Young Survivors Resources
Young Adult Books
At The End of Words By Miriam Stone. Candlewick, Cambridge, MA. 2003. A brutally frank tale from a high school senior as her mother declines and dies from metastatic breast cancer. Beautifully written poetry, prose and letters are structured into a seasonal and monthly chronicle of denial, loss, and healing. Gives insight into the impact of mom's illness and death, as well as hope, to older teens or their parents.
Loose Threads By Lorie Ann Grover. Margaret K. McElderry Books, New York. 2002. An unusual household: great grandmother, grandmother, mother, and the author, who writes in free verse of her grandmother's diagnosis, treatment, decline, and death. Her seventh grade voice gives a window into her powerful emotions, alternating with normal middle school age life. Provides insight to parents and a sense of "I am not alone" to children.

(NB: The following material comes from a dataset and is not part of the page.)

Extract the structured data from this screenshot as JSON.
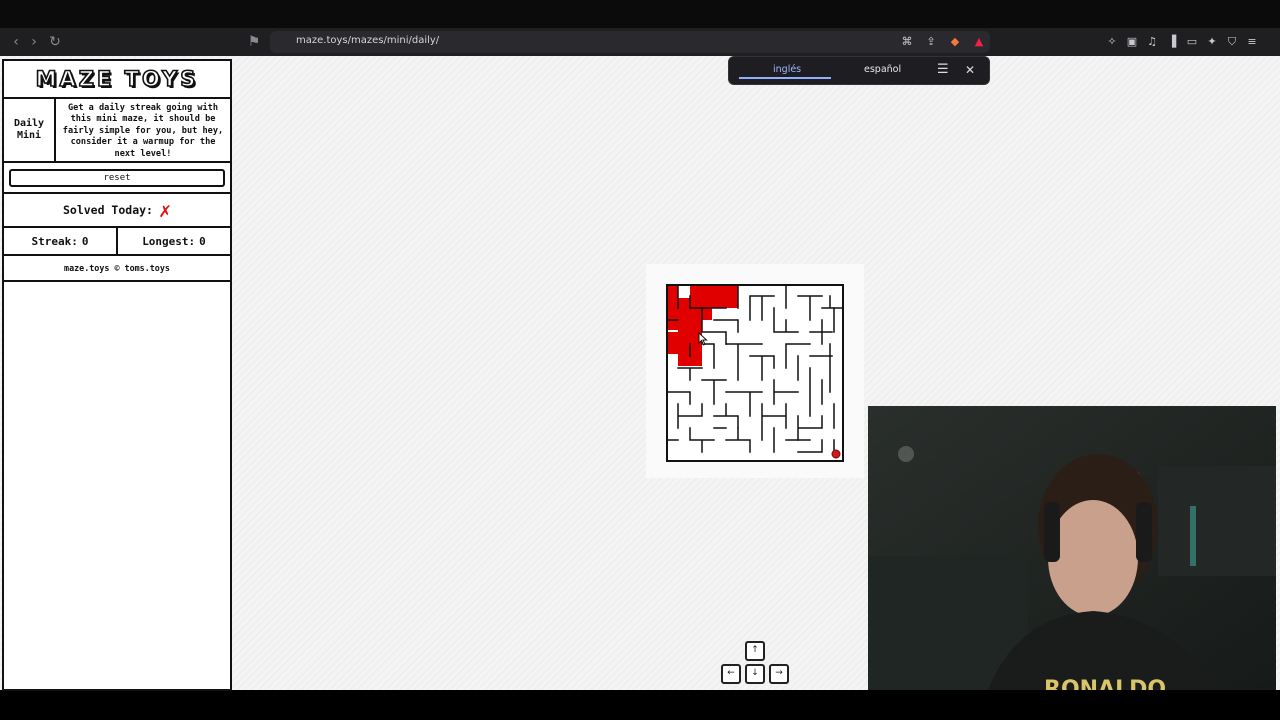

Help for the Hard Times: Getting Through Loss By Earl Hipp; Center City, Minnesota: Hazelden, 1995. A self-help book for teenagers that explains loss and offers help for getting through grief and hard times. Ages 12 and up.
Lost and Found: A Kid's Book for Living Through Loss By Marc Gellman and Monsignor Thomas Hartman New York: Morrow Junior Books, 1999. The authors explain how loss, of all sorts, can be an opportunity for new wisdom. Ages 8 and up.
35 Ways to Help a Grieving Child The Dougy Center, Item #546, Phone: 503-775-5683. A simple and practical guidebook that covers such topics as how to include children in decision making, what to expect from different ages of grieving children, and how to provide safe outlets for children to express emotion.